Хотелось ей сейчас поскорее скрыться от стороннего глаза, и Нюра обрадовалась, когда, немного помешкав, наконец взмахнул веслами Григорий Ефимович.
«Где она, судьба, за каким кустом, поворотом? Да и кто знает, как бы обернулась жизнь, если бы когда-то не решилась она приехать в этот город диковатой, несмышленой девчушкой? А сейчас ты сидишь у воды, ждешь его. Может быть, он вернется? Нет, не вернется. Он с той женщиной... Господи, а зачем он вернется? Что теперь изменится?.. Меня ведь невозможно бросить, меня можно только потерять. А каждый ли задумывается над тем, что теряет? Ты потерял. Кто ты, Олег? Что ты дал той женщине, что мне? Ее ты, очевидно, так же предавал, как и меня?»
Взошла заря.
Нюра лежала, свернувшись клубочком, у давно прогоревшего костра. Она безучастно смотрела на траву и думала, что надо вставать и куда-то идти, ехать.
Мимо островка проплывали на своих лодочках рыбаки, всплескивали веслами, но Нюра не видела их. Где-то далеко Григорий Ефимович уже точил косу.
«А может быть, что-то случилось с сыном и ты уехал? Но тогда бы ты, наверное, оставил палатку дяде Грише, написал записку или что-то сказал. Он был на берегу. Он вас видел. Ведь не забыл же ты, что я приеду завтра?.. Нет. Тут совсем другое — ты навсегда ушел. Ушел... Что же мне теперь? Я знаю только одно, я буду думать, что жизнь накажет тебя горестным одиночеством, и плохо, безутешно плохо станет тебе, и ты никогда не обретешь утешения. Мне жаль тебя... Господи-и, как я буду любить тебя — и ненавидеть».
Под гитару
В тот день, когда Зубакин появился в этом городе, на седьмом километре по старому сибирскому тракту был убит таксист.
1
С поезда он сошел ночью и на последнем трамвае приехал на конечную остановку, на северную окраину города, к проходной завода.
Он знал, что через проходную его не пустят, обходить же километров пять, а лезть через забор — яркий электрический свет — неудобно. Постоял на новенькой, еще в опилках, бетонной дороге, поскреб в нерешительности широкую темную бровь. Усмехнулся. Тихо пропел: «...Дремлет на стене моей ивы кружевная тень. Завтра у меня под ней будет хлопотливый день...»
Эту песню двое суток выговаривал студент с верхней полки. Студент ехал к матери. Зубакин тоже.

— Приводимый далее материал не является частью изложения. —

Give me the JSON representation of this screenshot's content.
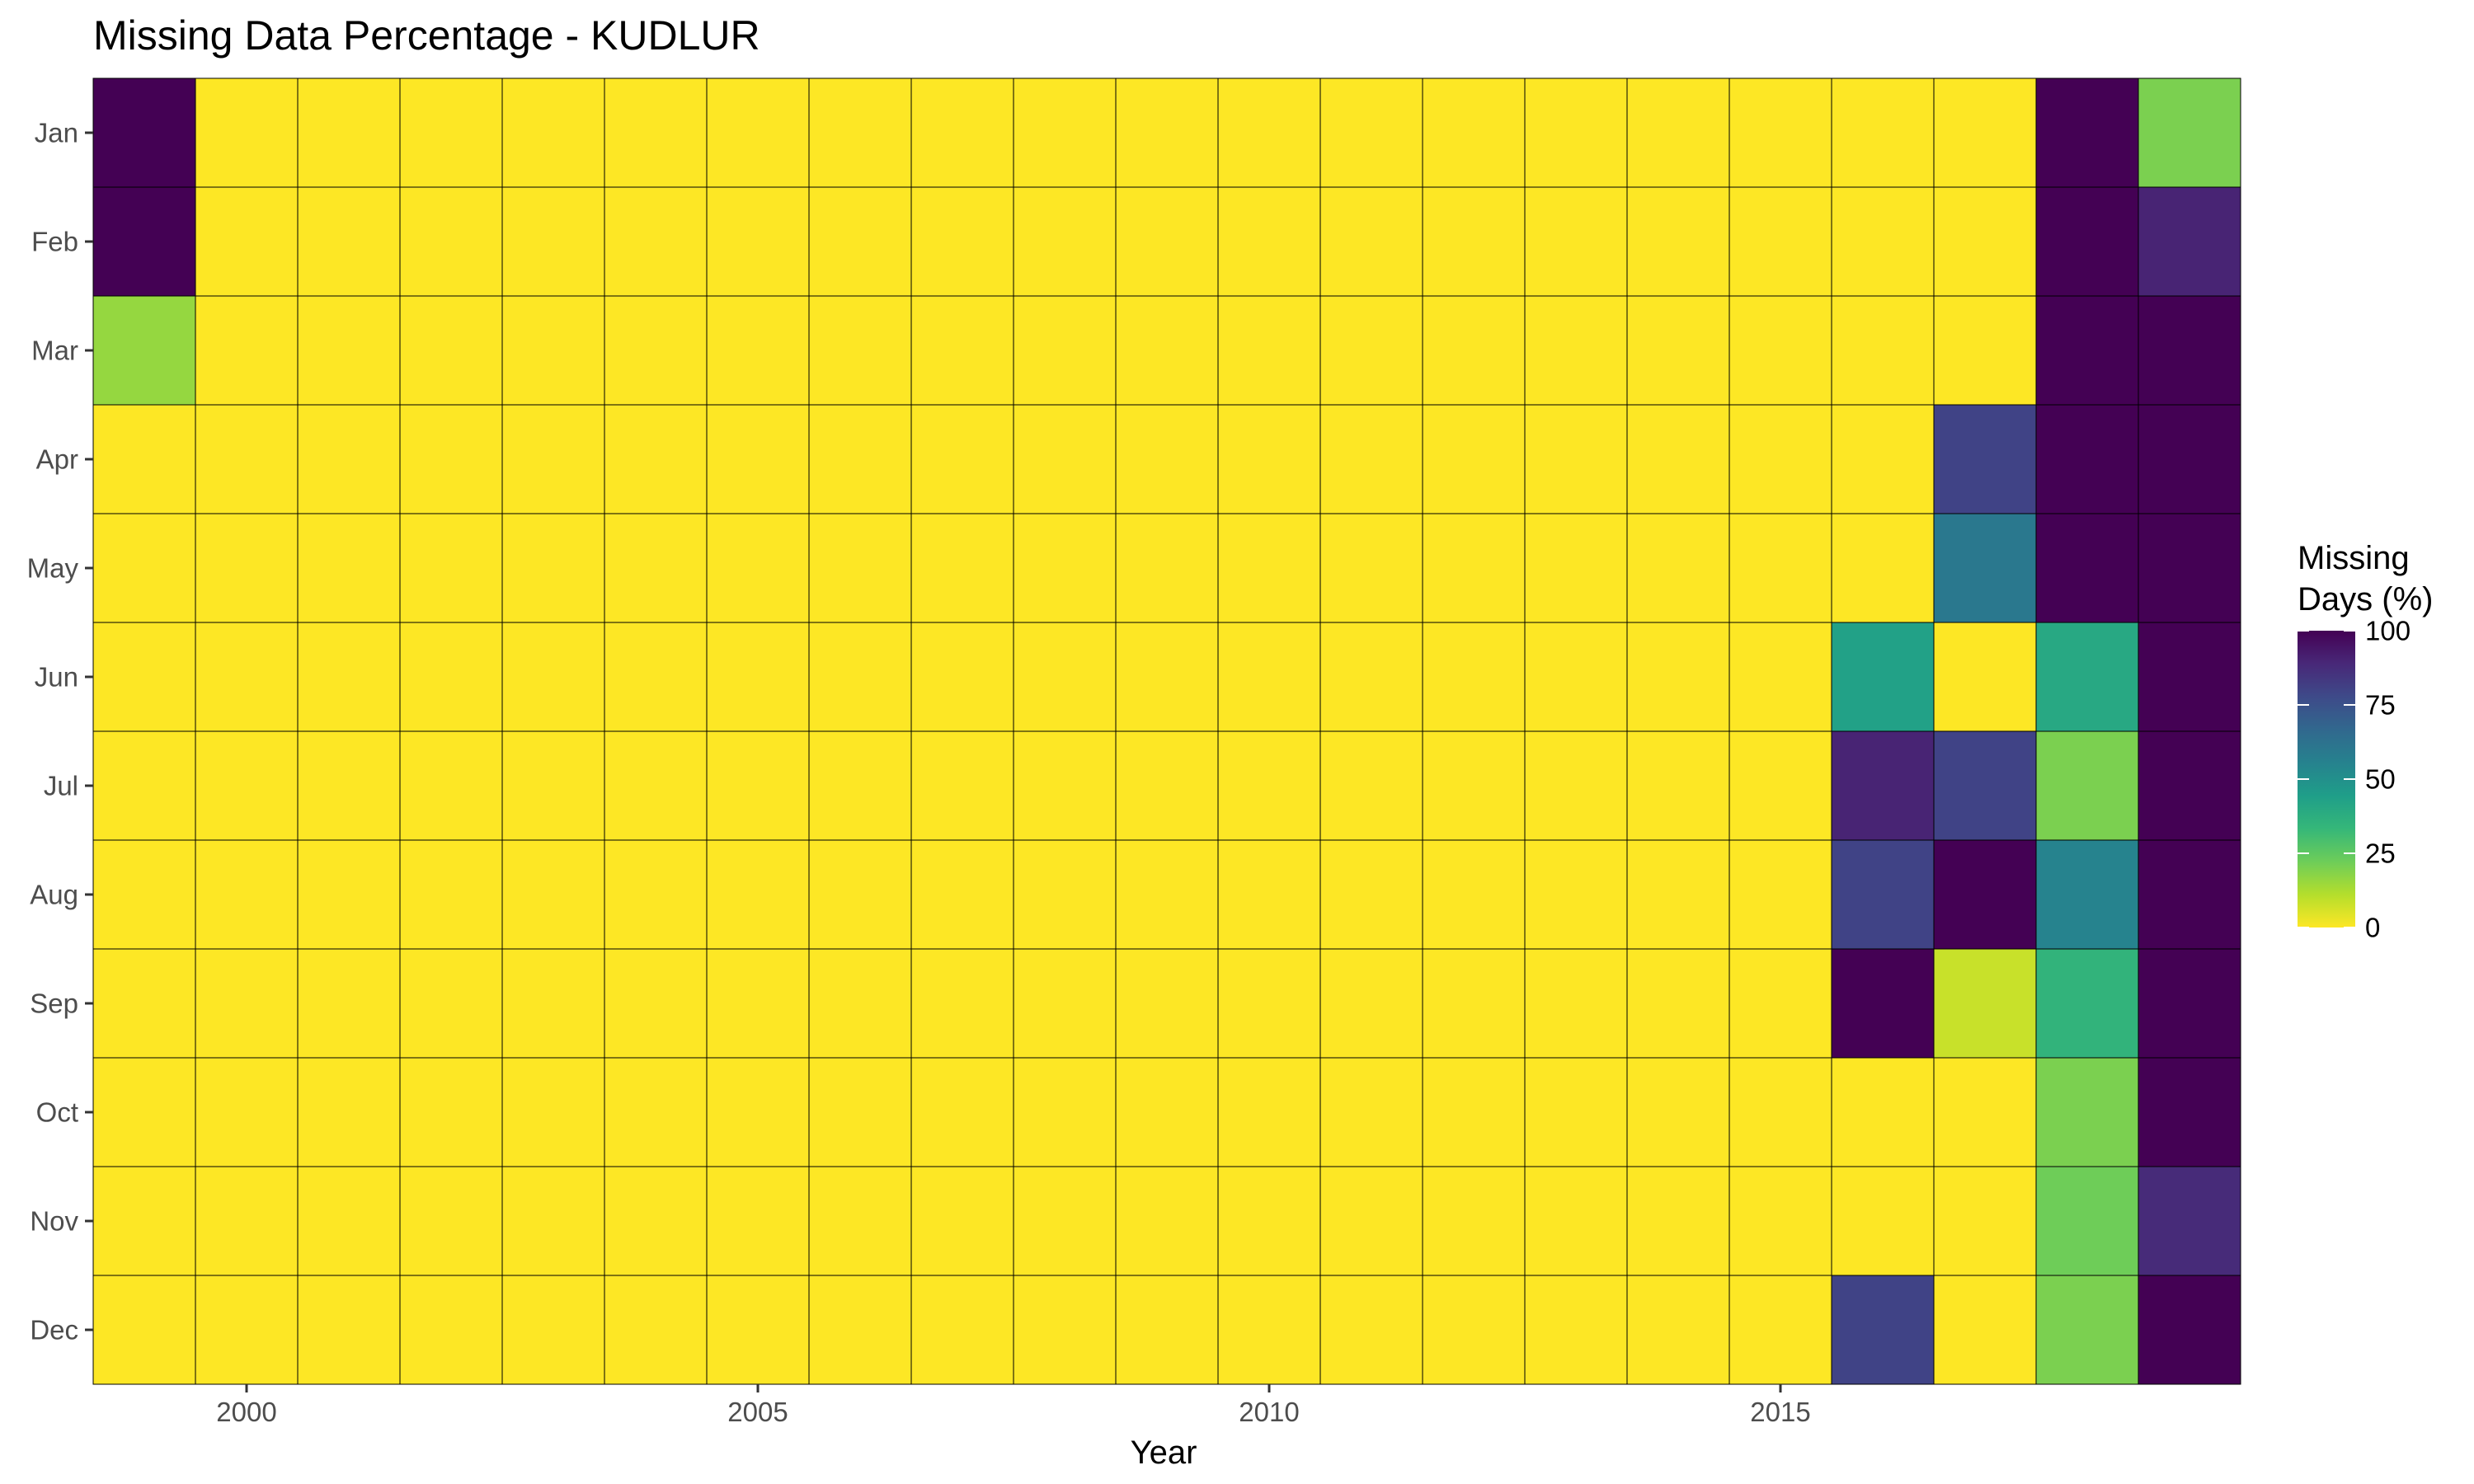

«...Вот теперь я буду царапаться, жить... Тоже догадались — вместе с заводом загородить поселок. Ладно, пройду немного, а там перемахну забор», — решил Зубакин и свернул в густые дебри лебеды, полыни и репейника, вымахавшие в тени забора чуть ли не в рост человека. Вскоре лебеду сменила глинистая насыпь и траншея, выходящая из-под серых бетонных плит забора, с ходу перемахнул ее, снова взобрался на насыпь и неожиданно нос к носу предстал перед молоденькой охранницей завода в черной шинели, перетянутой в талии солдатским ремнем, в черном берете со значком, кокетливо приколотом над светлым виском. Охранница, еле сдерживая на коротком поводке рычащую овчарку, внимательно оглядела его, он мельком ее, хакнул, прошел мимо. Прошел мимо ярко освещенной обзорной будки у проходной, похожей на голубятню. Оглянулся — знакомое, знакомое до устали. И почувствовал, как мокнет ручка чемодана в руке, тяжелеют ноги, сохнет во рту. Но тут же громко расхохотался, показывая ровные крепкие зубы с одним выбитым сверху, перекрестил щепоткой будку, весело зыркнул голубизной глаз охраннице, снова хакнул.

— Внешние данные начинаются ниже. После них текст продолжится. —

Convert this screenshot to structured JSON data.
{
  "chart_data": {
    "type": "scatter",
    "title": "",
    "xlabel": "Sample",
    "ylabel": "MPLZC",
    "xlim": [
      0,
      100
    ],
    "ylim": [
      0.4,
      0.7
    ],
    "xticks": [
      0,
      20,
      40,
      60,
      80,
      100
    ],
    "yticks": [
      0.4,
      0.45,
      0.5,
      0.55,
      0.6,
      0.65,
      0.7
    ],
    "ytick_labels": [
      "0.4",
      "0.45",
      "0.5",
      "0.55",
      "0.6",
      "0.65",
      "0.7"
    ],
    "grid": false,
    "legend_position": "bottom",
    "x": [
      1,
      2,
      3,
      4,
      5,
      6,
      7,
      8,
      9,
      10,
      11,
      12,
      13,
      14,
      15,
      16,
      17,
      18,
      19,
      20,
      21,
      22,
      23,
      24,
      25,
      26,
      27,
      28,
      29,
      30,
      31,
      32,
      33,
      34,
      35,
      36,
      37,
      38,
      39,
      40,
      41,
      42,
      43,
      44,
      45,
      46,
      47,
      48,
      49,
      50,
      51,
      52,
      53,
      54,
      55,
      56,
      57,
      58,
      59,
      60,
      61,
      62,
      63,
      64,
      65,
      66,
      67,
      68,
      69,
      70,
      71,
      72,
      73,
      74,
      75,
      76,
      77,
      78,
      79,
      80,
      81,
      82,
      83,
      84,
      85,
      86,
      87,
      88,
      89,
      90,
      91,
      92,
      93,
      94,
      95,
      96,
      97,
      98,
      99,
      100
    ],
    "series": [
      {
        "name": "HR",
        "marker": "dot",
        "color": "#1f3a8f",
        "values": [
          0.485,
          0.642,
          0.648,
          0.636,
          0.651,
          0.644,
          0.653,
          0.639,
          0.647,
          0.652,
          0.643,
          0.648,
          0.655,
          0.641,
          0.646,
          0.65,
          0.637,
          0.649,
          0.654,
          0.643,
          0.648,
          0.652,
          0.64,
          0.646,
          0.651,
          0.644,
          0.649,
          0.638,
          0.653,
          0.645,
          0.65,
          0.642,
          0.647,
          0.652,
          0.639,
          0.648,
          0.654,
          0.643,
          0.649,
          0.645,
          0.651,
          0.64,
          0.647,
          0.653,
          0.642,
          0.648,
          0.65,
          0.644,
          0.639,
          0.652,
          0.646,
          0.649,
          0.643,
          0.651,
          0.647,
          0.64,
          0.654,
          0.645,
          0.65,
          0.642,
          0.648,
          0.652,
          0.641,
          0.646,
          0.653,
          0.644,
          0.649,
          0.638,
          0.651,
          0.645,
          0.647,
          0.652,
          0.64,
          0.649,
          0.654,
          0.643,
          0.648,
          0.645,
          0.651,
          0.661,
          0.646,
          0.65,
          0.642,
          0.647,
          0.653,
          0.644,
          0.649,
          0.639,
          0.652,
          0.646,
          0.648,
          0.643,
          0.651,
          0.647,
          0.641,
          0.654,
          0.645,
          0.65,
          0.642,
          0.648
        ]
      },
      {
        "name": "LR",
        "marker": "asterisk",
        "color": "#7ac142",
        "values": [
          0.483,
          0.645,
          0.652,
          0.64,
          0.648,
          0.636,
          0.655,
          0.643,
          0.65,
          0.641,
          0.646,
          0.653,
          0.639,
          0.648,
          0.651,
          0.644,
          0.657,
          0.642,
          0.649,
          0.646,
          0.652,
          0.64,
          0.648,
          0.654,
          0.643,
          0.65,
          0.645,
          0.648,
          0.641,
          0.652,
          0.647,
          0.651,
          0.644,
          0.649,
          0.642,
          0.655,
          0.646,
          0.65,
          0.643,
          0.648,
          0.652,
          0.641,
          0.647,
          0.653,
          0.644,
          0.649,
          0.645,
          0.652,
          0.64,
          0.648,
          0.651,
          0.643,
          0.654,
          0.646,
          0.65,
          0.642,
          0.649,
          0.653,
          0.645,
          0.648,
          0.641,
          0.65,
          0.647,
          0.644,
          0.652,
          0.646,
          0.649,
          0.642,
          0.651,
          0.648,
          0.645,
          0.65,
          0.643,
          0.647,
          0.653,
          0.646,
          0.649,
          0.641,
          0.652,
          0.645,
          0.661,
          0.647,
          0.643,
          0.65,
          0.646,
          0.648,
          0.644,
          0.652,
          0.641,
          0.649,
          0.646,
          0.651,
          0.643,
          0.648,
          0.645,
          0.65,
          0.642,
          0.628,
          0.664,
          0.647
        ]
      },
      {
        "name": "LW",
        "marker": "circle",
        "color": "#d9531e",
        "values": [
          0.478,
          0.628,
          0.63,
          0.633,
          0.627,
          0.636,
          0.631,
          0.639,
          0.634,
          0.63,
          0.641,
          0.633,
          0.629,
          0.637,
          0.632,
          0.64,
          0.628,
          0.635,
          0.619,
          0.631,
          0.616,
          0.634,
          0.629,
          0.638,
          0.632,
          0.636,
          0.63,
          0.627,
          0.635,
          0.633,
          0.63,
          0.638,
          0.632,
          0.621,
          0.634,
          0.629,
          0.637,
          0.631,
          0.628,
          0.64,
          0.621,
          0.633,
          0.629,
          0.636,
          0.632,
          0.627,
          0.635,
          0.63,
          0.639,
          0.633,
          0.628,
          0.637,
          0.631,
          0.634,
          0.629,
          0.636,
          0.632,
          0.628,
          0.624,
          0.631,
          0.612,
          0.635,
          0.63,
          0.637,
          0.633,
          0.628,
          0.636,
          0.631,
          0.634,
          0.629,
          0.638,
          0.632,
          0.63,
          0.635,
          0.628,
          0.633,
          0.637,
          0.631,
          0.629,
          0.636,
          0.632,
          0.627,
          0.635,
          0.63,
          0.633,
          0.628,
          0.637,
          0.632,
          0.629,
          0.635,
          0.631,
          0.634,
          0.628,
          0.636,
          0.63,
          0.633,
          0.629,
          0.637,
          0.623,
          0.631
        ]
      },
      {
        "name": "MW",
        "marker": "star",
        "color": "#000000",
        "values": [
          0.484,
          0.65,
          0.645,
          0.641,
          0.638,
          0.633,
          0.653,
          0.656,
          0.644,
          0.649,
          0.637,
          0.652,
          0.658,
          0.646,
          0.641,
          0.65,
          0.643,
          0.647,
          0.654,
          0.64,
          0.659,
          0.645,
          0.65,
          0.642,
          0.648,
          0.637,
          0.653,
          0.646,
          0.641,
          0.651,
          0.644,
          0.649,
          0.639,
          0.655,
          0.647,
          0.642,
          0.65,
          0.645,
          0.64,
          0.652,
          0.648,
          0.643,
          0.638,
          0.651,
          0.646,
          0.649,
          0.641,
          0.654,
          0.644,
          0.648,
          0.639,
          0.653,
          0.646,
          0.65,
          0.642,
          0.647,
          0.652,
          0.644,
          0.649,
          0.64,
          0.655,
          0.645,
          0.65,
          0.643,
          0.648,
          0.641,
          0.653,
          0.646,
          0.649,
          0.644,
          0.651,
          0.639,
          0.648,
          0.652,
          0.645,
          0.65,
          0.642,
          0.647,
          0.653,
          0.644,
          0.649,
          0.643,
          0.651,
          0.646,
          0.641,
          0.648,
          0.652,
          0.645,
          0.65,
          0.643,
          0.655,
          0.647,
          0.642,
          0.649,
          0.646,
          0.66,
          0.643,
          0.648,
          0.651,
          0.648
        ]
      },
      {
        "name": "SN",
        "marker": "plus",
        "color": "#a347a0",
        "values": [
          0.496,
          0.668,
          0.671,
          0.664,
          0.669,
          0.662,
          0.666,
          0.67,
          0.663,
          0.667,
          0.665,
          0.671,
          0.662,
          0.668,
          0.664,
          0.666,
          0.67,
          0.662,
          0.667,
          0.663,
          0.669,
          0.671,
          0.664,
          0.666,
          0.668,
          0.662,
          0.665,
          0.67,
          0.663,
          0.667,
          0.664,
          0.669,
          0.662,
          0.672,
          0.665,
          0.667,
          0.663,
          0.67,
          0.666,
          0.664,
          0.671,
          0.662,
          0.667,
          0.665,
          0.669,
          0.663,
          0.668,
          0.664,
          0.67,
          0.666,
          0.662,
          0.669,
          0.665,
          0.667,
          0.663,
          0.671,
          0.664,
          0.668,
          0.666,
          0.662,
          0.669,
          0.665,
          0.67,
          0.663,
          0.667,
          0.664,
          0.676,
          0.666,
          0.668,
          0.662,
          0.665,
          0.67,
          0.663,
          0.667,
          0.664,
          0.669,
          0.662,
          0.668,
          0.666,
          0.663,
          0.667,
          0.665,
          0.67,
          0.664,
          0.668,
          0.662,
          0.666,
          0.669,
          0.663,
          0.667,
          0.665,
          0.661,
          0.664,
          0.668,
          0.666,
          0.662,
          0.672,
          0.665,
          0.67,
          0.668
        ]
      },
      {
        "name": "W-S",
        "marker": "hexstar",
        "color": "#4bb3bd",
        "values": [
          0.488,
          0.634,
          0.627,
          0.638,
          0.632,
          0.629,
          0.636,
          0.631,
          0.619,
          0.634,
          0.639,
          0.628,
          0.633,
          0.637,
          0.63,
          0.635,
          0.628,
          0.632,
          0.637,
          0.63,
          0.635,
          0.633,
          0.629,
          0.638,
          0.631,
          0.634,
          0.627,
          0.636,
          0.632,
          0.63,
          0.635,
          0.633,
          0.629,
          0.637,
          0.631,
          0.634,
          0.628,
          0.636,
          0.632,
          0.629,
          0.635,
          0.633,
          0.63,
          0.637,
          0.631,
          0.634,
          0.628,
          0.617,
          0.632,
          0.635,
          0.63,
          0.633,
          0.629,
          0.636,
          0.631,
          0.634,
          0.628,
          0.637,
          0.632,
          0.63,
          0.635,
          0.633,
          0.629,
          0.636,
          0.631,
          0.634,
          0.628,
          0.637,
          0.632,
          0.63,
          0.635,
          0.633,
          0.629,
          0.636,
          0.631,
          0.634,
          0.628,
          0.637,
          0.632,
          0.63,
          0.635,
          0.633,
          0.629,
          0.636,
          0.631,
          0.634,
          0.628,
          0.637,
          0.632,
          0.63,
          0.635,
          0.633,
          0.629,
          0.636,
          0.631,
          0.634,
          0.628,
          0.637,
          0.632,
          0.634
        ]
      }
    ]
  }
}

— Ну как, хорош я? — И участливо: — Что, тянут с завода сталь прямо слитками?
Она сиплым, грубым голосом:
— Ага, ковш чугуна украли. Да вот один только что прыгнул с забора — ногу сломал. Может, убиться хотел?

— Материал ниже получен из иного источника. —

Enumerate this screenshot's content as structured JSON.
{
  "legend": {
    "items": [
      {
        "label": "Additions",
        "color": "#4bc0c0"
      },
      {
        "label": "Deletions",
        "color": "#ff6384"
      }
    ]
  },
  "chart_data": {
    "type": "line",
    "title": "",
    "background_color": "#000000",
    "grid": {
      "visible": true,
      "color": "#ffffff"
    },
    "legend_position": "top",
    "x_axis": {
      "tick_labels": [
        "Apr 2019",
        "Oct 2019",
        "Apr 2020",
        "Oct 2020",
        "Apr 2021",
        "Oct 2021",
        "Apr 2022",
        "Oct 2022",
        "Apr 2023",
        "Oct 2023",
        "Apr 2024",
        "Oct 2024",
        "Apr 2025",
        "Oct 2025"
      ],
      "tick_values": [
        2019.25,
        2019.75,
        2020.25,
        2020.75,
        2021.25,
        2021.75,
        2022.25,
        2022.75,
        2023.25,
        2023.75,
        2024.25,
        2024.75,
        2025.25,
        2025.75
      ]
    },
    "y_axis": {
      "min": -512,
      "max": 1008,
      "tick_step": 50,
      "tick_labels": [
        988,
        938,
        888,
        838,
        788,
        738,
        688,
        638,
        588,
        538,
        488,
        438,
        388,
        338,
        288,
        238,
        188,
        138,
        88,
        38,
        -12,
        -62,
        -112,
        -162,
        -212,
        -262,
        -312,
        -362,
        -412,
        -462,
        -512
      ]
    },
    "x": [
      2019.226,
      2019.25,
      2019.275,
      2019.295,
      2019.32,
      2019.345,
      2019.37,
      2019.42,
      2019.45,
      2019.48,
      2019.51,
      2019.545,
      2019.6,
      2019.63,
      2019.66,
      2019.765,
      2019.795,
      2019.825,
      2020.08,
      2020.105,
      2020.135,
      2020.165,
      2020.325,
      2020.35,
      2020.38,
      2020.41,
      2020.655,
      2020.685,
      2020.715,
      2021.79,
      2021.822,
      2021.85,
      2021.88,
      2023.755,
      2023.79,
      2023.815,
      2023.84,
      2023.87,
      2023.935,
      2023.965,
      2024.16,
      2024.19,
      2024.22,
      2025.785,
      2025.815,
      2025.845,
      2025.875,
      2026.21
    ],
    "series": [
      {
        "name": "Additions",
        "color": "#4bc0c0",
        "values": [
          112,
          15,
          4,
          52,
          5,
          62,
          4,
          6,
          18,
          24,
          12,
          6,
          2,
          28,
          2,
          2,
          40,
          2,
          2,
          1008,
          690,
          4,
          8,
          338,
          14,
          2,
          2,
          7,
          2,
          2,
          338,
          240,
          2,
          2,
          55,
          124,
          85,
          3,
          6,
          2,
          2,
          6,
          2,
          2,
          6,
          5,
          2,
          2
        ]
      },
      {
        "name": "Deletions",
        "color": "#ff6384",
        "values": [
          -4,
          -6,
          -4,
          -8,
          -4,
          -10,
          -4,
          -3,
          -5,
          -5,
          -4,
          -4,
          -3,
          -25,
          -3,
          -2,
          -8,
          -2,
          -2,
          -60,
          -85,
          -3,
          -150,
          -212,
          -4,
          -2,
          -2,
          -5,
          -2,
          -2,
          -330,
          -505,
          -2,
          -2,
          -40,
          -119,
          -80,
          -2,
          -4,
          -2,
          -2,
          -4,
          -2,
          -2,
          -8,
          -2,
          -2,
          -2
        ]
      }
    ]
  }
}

— Будь спок! Я не прыгну. Прыгнуть легче, чем жить. А ты замужем? — И, не дожидаясь ответа, круто повернулся, поддал ногой комок глины и, помахивая бурым чемоданчиком с блестящими уголками, пошагал дальше, легко, чуть пружинисто — косолапо.
«Все в норме, — думал он. — Справа завод, через дорогу спящие дома копрового поселка, дальше березняк и хлебные поля с шагающей по ним высоковольтной линией до мраморных разработок, а дальше...» Дальше он не бывал. Но зато он знает, что где-то тут перелезет серый, шершавый забор, обойдет копровый цех и пустырем дойдет до психиатрической больницы, а там вот он, еще заводской поселок, с краю у дороги засыпной домишко с полынью и тмином на земляной крыше. Вокруг невысокие искривленные березки, огород, грядки с пупырчатыми огурцами, с зеленым луком.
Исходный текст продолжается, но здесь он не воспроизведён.